Neural Network Anatomy

From a single neuron to convolutional vision — every part labeled

Illustration companion to Issue 6: Machines That Learn

Section 1

The Perceptron

The simplest possible neural network: one neuron. Multiply inputs by weights, add them up, squish through an activation function.

One neuron. Multiply inputs by weights, add them up, squish through activation. That is it.

Section 2

Activation Functions

The “squish” functions that give networks their nonlinearity. Without them, stacking layers would be pointless.

Section 3

Multi-Layer Perceptron (MLP)

Stack neurons in layers, connect every neuron to every neuron in the next layer, and now you can learn complex patterns.

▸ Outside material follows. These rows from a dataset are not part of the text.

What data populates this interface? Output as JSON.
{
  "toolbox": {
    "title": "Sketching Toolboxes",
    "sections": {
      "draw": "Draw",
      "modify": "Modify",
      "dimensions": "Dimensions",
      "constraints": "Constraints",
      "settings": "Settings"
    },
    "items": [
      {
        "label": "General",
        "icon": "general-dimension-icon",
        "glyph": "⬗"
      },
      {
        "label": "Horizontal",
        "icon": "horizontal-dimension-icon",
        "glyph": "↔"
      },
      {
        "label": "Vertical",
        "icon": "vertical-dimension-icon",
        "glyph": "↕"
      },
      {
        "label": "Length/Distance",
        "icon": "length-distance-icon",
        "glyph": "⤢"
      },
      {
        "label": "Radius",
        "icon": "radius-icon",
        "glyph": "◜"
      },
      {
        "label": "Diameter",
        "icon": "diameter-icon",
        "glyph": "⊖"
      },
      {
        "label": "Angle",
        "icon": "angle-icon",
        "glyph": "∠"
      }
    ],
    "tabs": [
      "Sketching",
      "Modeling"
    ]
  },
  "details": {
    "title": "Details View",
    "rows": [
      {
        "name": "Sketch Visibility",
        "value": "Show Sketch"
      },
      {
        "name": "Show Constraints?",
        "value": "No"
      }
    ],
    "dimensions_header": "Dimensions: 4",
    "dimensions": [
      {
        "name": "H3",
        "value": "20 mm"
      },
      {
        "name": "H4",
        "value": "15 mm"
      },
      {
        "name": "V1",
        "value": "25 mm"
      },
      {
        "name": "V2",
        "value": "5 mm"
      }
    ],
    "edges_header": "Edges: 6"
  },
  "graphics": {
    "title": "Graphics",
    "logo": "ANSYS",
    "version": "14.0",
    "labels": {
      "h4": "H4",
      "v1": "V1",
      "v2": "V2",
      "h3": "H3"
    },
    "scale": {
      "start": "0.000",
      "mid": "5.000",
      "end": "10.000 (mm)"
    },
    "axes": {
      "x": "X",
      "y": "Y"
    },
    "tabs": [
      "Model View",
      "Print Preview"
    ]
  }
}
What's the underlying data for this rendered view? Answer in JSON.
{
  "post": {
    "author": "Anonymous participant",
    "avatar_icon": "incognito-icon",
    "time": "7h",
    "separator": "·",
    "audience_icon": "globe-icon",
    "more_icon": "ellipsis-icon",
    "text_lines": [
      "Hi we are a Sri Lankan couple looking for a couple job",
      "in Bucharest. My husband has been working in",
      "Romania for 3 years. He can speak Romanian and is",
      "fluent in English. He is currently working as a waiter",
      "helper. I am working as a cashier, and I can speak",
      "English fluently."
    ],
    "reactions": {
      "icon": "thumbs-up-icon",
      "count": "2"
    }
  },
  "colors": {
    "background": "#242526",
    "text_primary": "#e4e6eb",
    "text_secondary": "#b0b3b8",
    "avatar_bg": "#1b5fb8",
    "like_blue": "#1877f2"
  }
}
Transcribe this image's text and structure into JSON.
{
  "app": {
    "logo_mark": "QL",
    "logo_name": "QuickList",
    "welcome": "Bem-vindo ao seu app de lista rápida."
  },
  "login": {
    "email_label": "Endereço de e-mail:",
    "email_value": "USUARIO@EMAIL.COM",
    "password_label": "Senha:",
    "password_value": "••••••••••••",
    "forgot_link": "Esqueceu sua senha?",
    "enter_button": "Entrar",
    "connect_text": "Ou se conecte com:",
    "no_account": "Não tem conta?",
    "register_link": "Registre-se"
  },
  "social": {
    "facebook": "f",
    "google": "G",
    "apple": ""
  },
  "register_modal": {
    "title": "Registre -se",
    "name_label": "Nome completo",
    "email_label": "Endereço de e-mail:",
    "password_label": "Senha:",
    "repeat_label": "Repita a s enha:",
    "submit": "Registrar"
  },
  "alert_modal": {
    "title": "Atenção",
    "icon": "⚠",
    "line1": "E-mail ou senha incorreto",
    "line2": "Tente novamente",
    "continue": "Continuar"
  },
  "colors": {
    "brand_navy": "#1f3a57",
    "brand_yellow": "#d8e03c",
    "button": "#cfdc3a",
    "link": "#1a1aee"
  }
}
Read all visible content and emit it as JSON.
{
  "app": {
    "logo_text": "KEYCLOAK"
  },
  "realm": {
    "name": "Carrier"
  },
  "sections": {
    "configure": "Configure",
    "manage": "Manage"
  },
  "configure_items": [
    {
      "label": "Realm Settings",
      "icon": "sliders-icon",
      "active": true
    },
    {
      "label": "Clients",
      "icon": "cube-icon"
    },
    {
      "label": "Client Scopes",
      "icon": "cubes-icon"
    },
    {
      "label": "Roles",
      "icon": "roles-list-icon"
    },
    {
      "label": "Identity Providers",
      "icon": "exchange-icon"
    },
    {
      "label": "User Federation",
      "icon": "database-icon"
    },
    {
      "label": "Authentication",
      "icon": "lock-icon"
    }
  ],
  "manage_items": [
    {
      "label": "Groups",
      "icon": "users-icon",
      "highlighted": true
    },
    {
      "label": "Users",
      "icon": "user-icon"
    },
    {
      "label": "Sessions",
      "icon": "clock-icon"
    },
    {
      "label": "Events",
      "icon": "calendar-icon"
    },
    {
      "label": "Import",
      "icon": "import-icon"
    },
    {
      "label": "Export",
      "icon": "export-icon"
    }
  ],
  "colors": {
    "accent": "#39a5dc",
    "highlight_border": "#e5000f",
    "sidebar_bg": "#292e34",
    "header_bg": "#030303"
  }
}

Every neuron in one layer connects to every neuron in the next. The network has 4 + 6 + 4 + 2 = 16 neurons and (4×6) + (6×4) + (4×2) = 56 weight connections.

Section 4

Convolutional Neural Network (CNN)

How a computer learns to see: filters slide across images, detecting edges, then shapes, then objects.

Section 5

The Training Loop

How a network learns: make predictions, measure errors, adjust weights, repeat.

Section 6

Key Terms Glossary

Quick reference for the essential vocabulary of neural networks.

Epoch One complete pass through the entire training dataset. Training typically takes 10-100+ epochs.

Batch A subset of training data used per weight update step. Common sizes: 32, 64, 128, 256.

Learning Rate How large each weight adjustment is. Too high: overshoots. Too low: learns too slowly.

Loss A single number measuring how wrong the network's predictions are. Training minimizes this.

Gradient The direction and magnitude to adjust each weight. Computed via backpropagation (chain rule).

Overfitting When a network memorizes training data instead of learning general patterns. Fails on new data.

Activation A nonlinear function applied after each neuron's weighted sum. Without it, deep networks collapse to one layer.

Weight A learnable number on each connection. The network's “knowledge” is entirely stored in its weights.

Bias An extra learnable offset added before the activation function. Shifts the decision boundary.

Dropout Randomly disabling neurons during training. Prevents over-reliance on any single pathway.

Feature Map The output of one convolutional filter applied to an image. Highlights one type of visual pattern.

Backpropagation The algorithm that computes gradients layer by layer, from output back to input, using the chain rule.